3rd Deputy Speaker of the Lok Sabha
- In office 23 April 1962 – 3 March 1967
- Speaker: Hukam Singh
- Preceded by: Hukam Singh
- Succeeded by: Raghunath Keshav Khadilkar

1st Deputy Chairman of the Rajya Sabha
- In office 31 May 1952 – 1 March 1962
- Chairman: Dr.
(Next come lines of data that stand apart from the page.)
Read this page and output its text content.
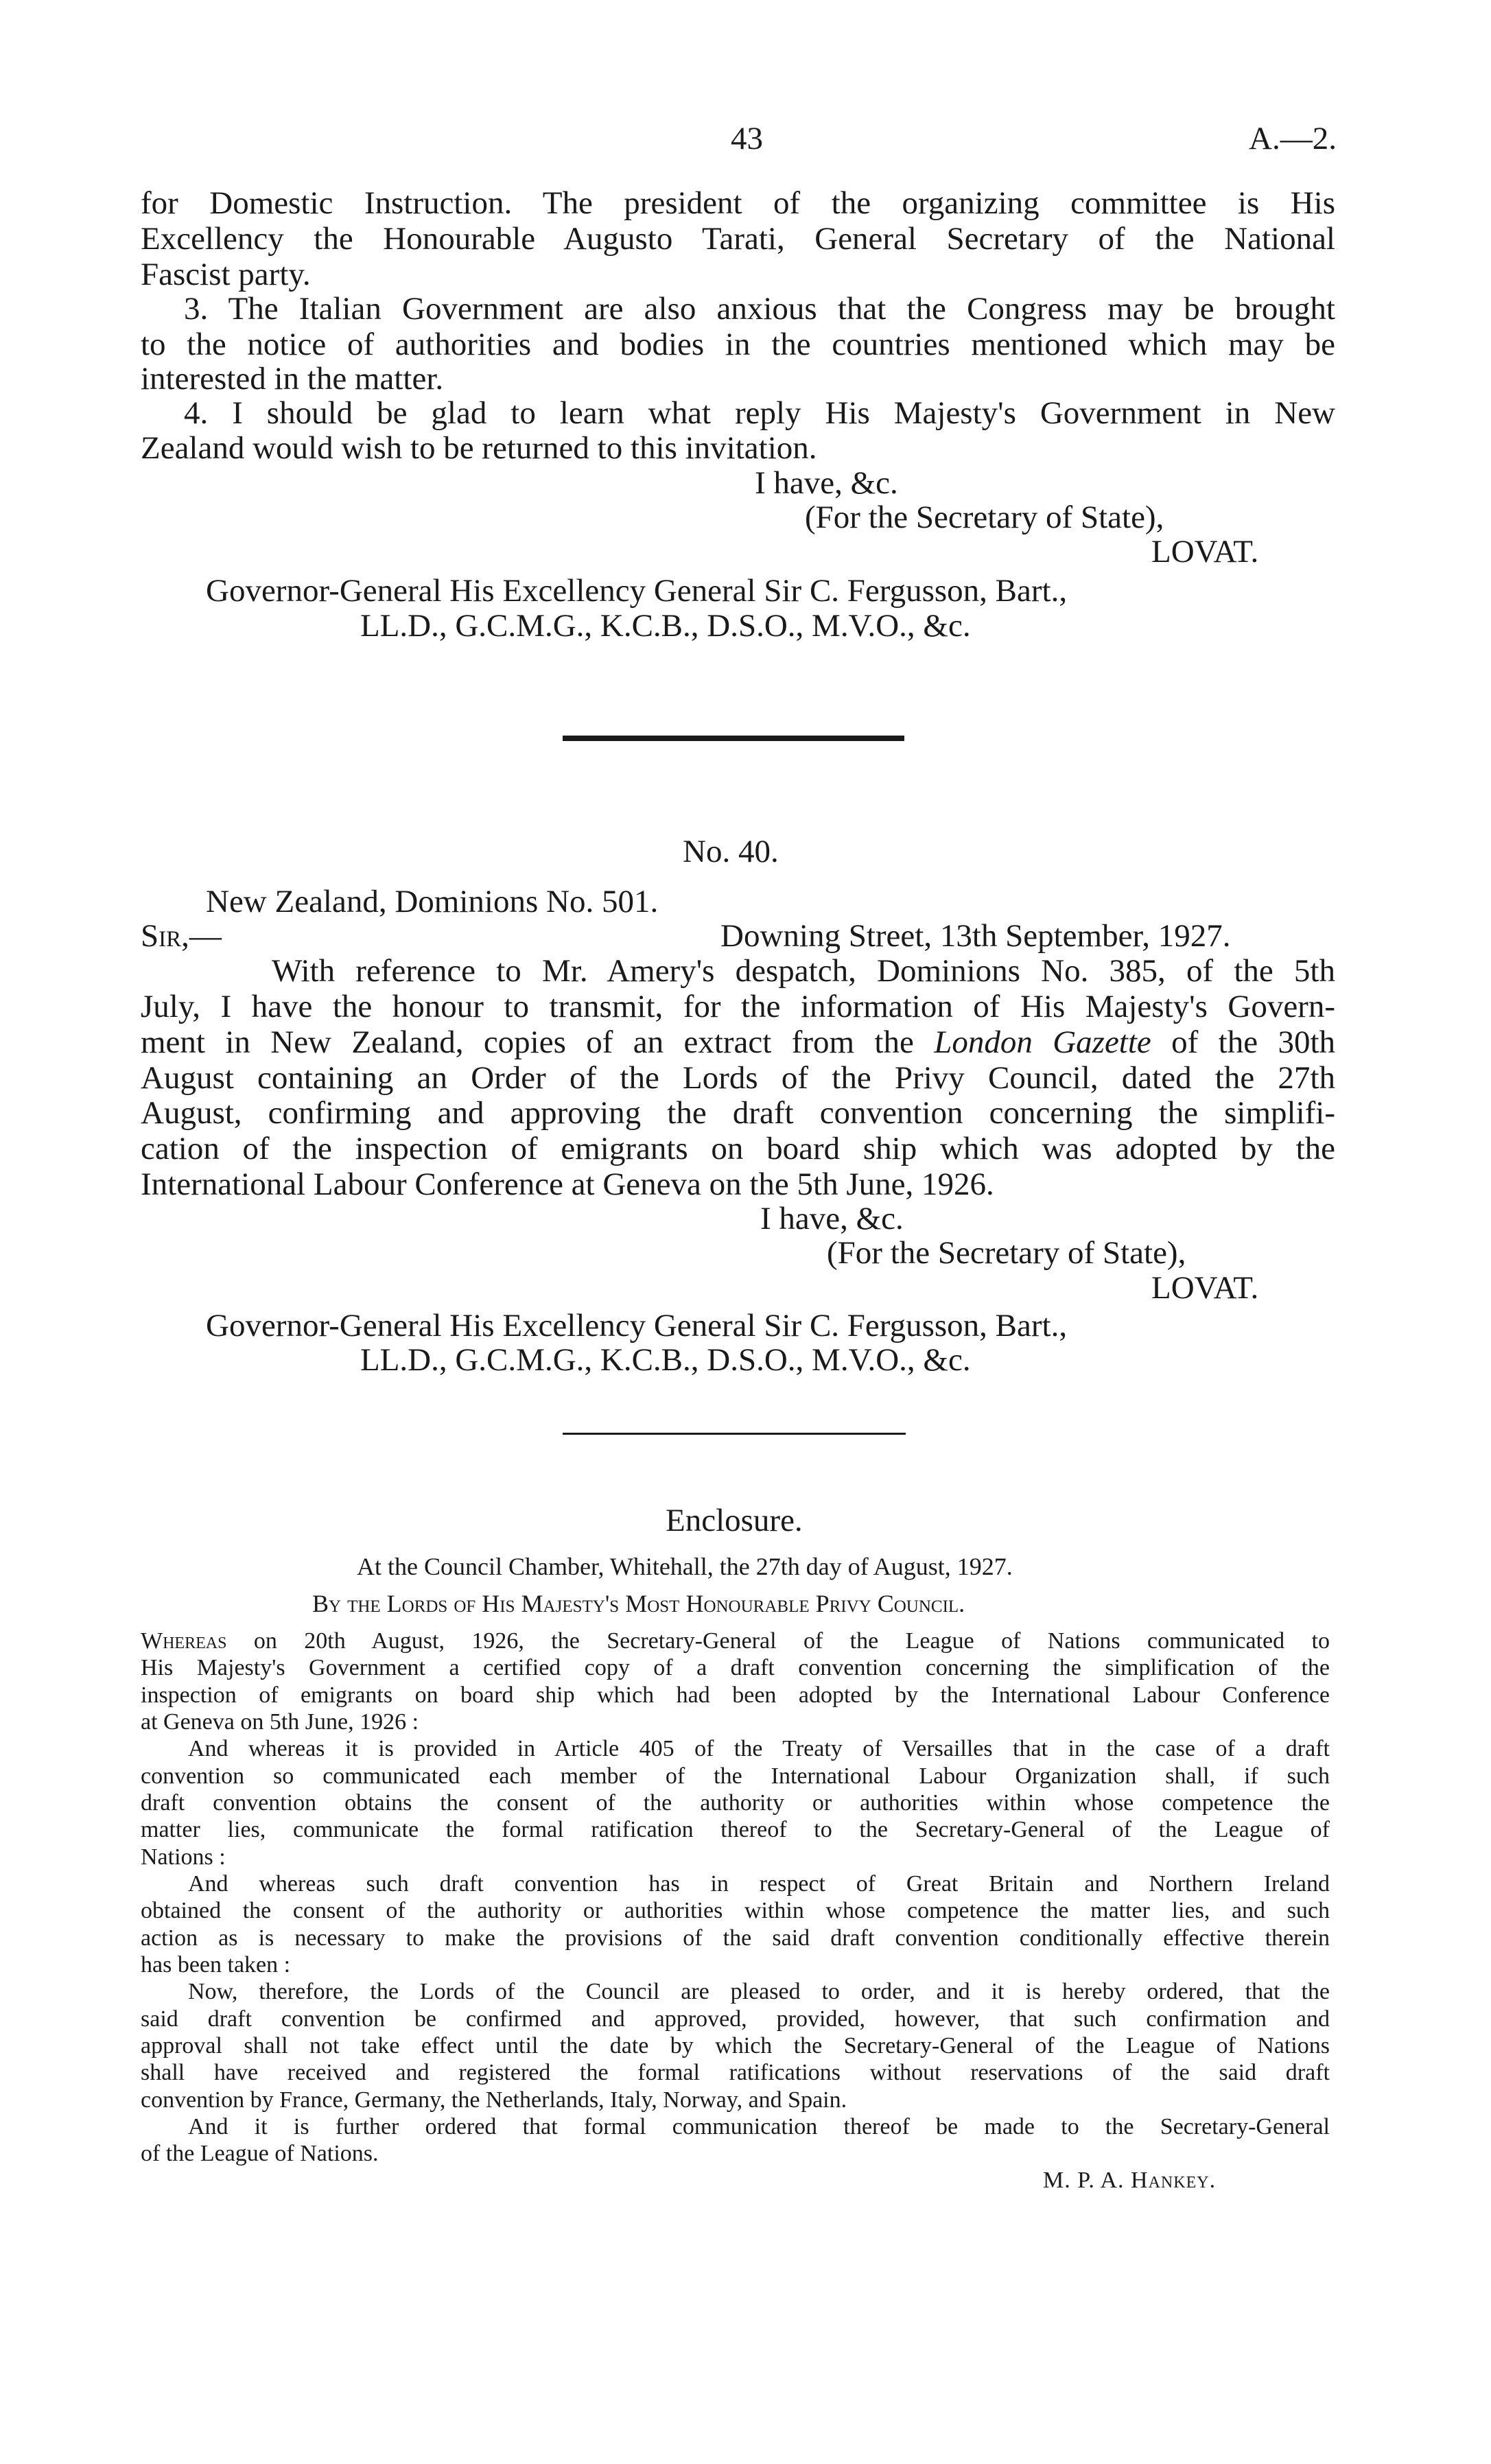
43	A.—2.
for Domestic Instruction. The president of the organizing committee is His
Excellency the Honourable Augusto Tarati, General Secretary of the National
Fascist party.
3. The Italian Government are also anxious that the Congress may be brought
to the notice of authorities and bodies in the countries mentioned which may be
interested in the matter.
4. I should be glad to learn what reply His Majesty's Government in New
Zealand would wish to be returned to this invitation.
I have, &c.
(For the Secretary of State),
LOVAT.
Governor-General His Excellency General Sir C. Fergusson, Bart.,
LL.D., G.C.M.G., K.C.B., D.S.O., M.V.O., &c.
No. 40.
New Zealand, Dominions No. 501.
Sir,—	Downing Street, 13th September, 1927.
With reference to Mr. Amery's despatch, Dominions No. 385, of the 5th
July, I have the honour to transmit, for the information of His Majesty's Govern-
ment in New Zealand, copies of an extract from the London Gazette of the 30th
August containing an Order of the Lords of the Privy Council, dated the 27th
August, confirming and approving the draft convention concerning the simplifi-
cation of the inspection of emigrants on board ship which was adopted by the
International Labour Conference at Geneva on the 5th June, 1926.
I have, &c.
(For the Secretary of State),
LOVAT.
Governor-General His Excellency General Sir C. Fergusson, Bart.,
LL.D., G.C.M.G., K.C.B., D.S.O., M.V.O., &c.
Enclosure.
At the Council Chamber, Whitehall, the 27th day of August, 1927.
By the Lords of His Majesty's Most Honourable Privy Council.
Whereas on 20th August, 1926, the Secretary-General of the League of Nations communicated to
His Majesty's Government a certified copy of a draft convention concerning the simplification of the
inspection of emigrants on board ship which had been adopted by the International Labour Conference
at Geneva on 5th June, 1926 :
And whereas it is provided in Article 405 of the Treaty of Versailles that in the case of a draft
convention so communicated each member of the International Labour Organization shall, if such
draft convention obtains the consent of the authority or authorities within whose competence the
matter lies, communicate the formal ratification thereof to the Secretary-General of the League of
Nations :
And whereas such draft convention has in respect of Great Britain and Northern Ireland
obtained the consent of the authority or authorities within whose competence the matter lies, and such
action as is necessary to make the provisions of the said draft convention conditionally effective therein
has been taken :
Now, therefore, the Lords of the Council are pleased to order, and it is hereby ordered, that the
said draft convention be confirmed and approved, provided, however, that such confirmation and
approval shall not take effect until the date by which the Secretary-General of the League of Nations
shall have received and registered the formal ratifications without reservations of the said draft
convention by France, Germany, the Netherlands, Italy, Norway, and Spain.
And it is further ordered that formal communication thereof be made to the Secretary-General
of the League of Nations.
M. P. A. Hankey.
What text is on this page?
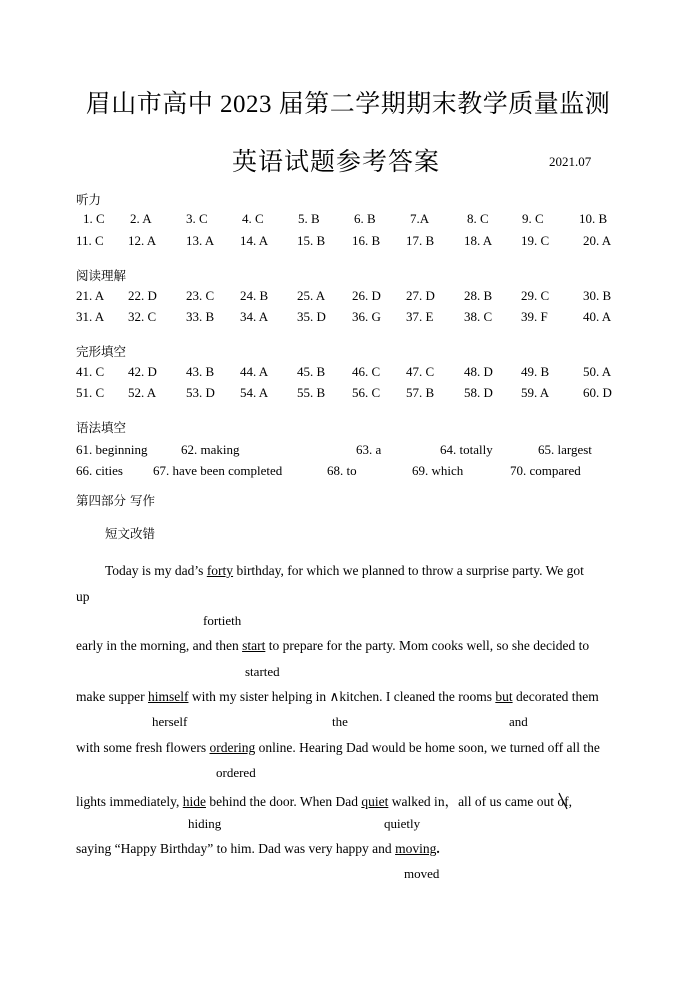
眉山市高中 2023 届第二学期期末教学质量监测
英语试题参考答案	2021.07
听力
1. C 2. A	3. C	4. C	5. B	6. B	7.A	8. C	9. C	10. B
11. C 12. A 13. A 14. A 15. B 16. B 17. B 18. A 19. C	20. A
阅读理解
21. A 22. D 23. C 24. B 25. A 26. D 27. D 28. B 29. C	30. B
31. A 32. C 33. B 34. A 35. D 36. G 37. E 38. C 39. F	40. A
完形填空
41. C 42. D 43. B 44. A 45. B 46. C 47. C 48. D 49. B	50. A
51. C 52. A 53. D 54. A 55. B 56. C 57. B 58. D 59. A	60. D
语法填空
61. beginning	62. making	63. a	64. totally	65. largest
66. cities 67. have been completed	68. to	69. which	70. compared
第四部分 写作
短文改错
Today is my dad’s forty birthday, for which we planned to throw a surprise party. We got
up
fortieth
early in the morning, and then start to prepare for the party. Mom cooks well, so she decided to
started
make supper himself with my sister helping in ∧kitchen. I cleaned the rooms but decorated them
herself	the	and
with some fresh flowers ordering online. Hearing Dad would be home soon, we turned off all the
ordered
lights immediately, hide behind the door. When Dad quiet walked in，all of us came out of
,
hiding	quietly
saying “Happy Birthday” to him. Dad was very happy and moving.
moved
Radhakrishnan
- Preceded by: Office Established
- Succeeded by: Violet Alva

Member of Parliament, Rajya Sabha
- In office 3 April 1952 – 1 March 1962
- Constituency: Mysore State

Member of Parliament, Lok Sabha
- In office 1962–1967
- Preceded by: K.G. Wodeyar
- Succeeded by: J. H. Patel
- Constituency: Shimoga

Personal details
- Born: 15 November 1902 Shimoga, Mysore State, British India
- Died: 18 November 1968 (aged 66)
- Party: Indian National Congress
- Profession: Politician
- Known for: First Deputy Chairman of the Rajya Sabha

= S. V. Krishnamoorthy Rao =

Indian politician

S. V. Krishnamoorthy Rao (15 November 1902 – 18 November 1968) was an Indian politician serving in the Indian National Congress. He was a member of the Upper House of the Indian Parliament the Rajya Sabha from 1952 to 1962. He was also the Deputy Chairman of the Rajya Sabha. He was elected to the Lower House of Parliament the Lok Sabha from the Shimoga, Mysore State in 1962 and was the Deputy Speaker of the Lok Sabha from 1962 to 1967.